This morning, I swam with a queen.
For the past few weeks, we have been lusting for rain. This area of Mexico officially entered drought stage earlier this year. Our dun-colored hills bear witness to that. If John Ford was still with us, he would have a ready-made set for his next oater starring Jimmie Stewart -- if he was still with us.
Last night the weather genie finally delivered. Our first real rain was accompanied by the usual supporting cast of thunder and lightning -- a supporting cast that always upstages the rain.

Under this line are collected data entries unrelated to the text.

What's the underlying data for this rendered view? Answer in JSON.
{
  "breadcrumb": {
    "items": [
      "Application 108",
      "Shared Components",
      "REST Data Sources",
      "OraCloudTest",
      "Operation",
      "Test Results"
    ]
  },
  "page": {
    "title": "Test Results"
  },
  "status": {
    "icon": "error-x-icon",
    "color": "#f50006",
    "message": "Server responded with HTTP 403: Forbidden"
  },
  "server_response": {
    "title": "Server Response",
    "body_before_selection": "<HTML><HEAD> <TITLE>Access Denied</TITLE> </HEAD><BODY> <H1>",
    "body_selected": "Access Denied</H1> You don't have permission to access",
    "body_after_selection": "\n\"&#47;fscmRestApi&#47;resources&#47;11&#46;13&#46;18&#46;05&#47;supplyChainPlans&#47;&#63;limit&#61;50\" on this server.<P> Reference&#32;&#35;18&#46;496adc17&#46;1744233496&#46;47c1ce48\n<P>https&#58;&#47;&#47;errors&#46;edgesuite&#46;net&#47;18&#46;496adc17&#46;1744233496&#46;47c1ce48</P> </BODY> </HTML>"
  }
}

I don't know how many inches fell. Whenever it rains heavily, leaves and flowers from my vines are pelted heavily enough that they soon block the patio's six drains. When I stepped out of my bedroom into the patio, the water was up to my ankles. By this afternoon, the once-grayish hills have started to green up.
When I first moved to this area, the first drop of rain would cut the electricity supply. Often, it would take a day for CFE (the local power supplier) to get everybody up and running.

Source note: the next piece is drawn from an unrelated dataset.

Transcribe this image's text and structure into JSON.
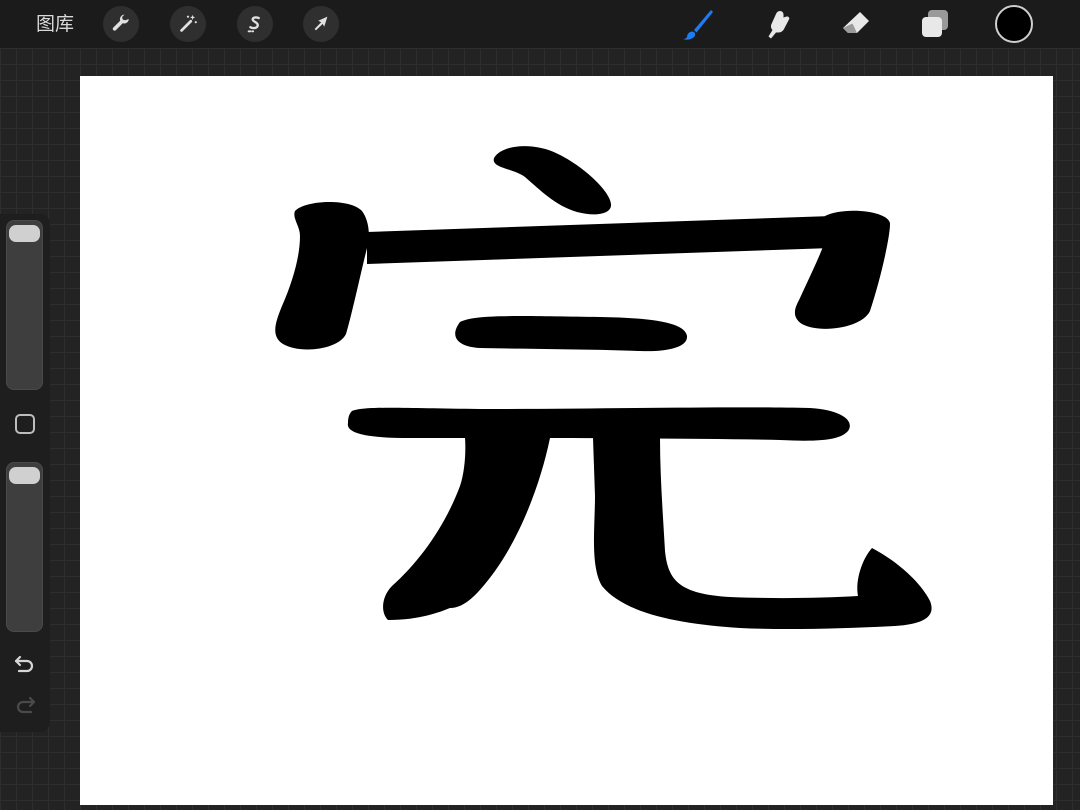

After several major infrastructure upgrades, those days are gone. For most people. When it started raining last night, most people in the area experienced a brief outage. But, within seconds, the power was back. My neighborhood was not so lucky.

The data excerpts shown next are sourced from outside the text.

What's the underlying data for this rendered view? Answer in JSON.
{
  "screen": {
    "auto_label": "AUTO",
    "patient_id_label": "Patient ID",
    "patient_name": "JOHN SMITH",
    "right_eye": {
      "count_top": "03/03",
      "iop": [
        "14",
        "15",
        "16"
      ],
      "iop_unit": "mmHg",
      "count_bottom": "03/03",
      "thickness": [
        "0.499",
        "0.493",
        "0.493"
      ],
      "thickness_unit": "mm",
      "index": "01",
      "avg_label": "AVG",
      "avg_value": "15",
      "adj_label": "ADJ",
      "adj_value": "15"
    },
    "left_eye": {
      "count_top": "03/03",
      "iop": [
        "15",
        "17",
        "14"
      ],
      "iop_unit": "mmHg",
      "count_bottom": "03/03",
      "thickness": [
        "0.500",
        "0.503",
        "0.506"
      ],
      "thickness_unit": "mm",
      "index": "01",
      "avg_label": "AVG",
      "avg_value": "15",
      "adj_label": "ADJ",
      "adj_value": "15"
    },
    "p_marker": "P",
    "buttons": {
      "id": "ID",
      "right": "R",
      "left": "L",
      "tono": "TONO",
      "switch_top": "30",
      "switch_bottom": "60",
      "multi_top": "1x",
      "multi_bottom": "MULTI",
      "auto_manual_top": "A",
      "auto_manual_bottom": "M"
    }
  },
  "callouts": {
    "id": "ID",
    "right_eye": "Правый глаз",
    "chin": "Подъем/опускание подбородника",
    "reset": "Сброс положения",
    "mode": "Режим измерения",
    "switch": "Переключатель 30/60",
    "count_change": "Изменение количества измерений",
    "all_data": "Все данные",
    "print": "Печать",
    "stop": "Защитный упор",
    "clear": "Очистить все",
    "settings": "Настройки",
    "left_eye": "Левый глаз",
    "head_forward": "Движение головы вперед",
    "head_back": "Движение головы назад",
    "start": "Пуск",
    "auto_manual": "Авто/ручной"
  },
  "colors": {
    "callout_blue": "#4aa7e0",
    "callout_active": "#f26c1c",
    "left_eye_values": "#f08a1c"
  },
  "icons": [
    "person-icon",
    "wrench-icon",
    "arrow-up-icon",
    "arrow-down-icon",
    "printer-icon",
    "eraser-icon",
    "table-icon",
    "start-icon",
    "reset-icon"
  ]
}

Our power went out and came back on. Almost immediately, I heard a loud bang near my house. The sound was far too familiar. A transformer had sacrificed itself to the rain god.
All night I kept hoping that the system would right itself. It didn't. It is now 1:30 in the afternoon, and I have been forced to trudge over to Rooster's to use the internet there.
Oddly, my Telcel telephone did not work this morning, either -- for calls or for internet. In the past, when the power went out, I could still post using the internet connection on my telephone. But not this time. I can now use the telephone for calls, but the internet is still not available.
But that is what we expect in the summer. Electricity. The internet. Telephone coverage. They can all mysteriously disappear with a bit of moisture falling out of the sky. Considering our usual relative humidity, I am surprised that it takes rain to get that result.
With the rain comes another sign of summer. Ants. We are blessed with a huge diversity in ants in this part of Mexico. I knew we were about to receive rain because late yesterday afternoon a colony of "loco" ants decided to up stakes and move house -- to what they thought would be a drier abode.
But it is not full colonies that are out following the rains. Those first drops signal newly-minted ant queens to take flight, find a willing mate, and then fall to the earth to start a new brood.
That was why my Esther Williams partner was in the pool. She had not completed her breeding mission before she was cast as a third-class passenger on the Titanic.
In her case, it means that one colony of leaf-cutter ants will not be established in Barra de Navidad this summer. But there will be plenty more.
When I was protecting my garden from formicine invasions, the sight of a queen in search of a kingdom would have seen me breaking out the heavy artillery. But the leaf-cutters do not seem to be interested in any of my current landscaping. So, I am happy to simply let nature take its course with this unhappy queen.
There will be more queens -- of various subspecies -- decorating the surface of my pool after what we hope will be regular storms. A series of rainfalls like last night may pull us out of our desperate need for water.
And then I can turn my attention to keeping my electricity and internet in working order. A trip to look at Elke's generator and how it weathered the power failure may be in order.
Until then, I will enjoy my time swimming with the passing queen.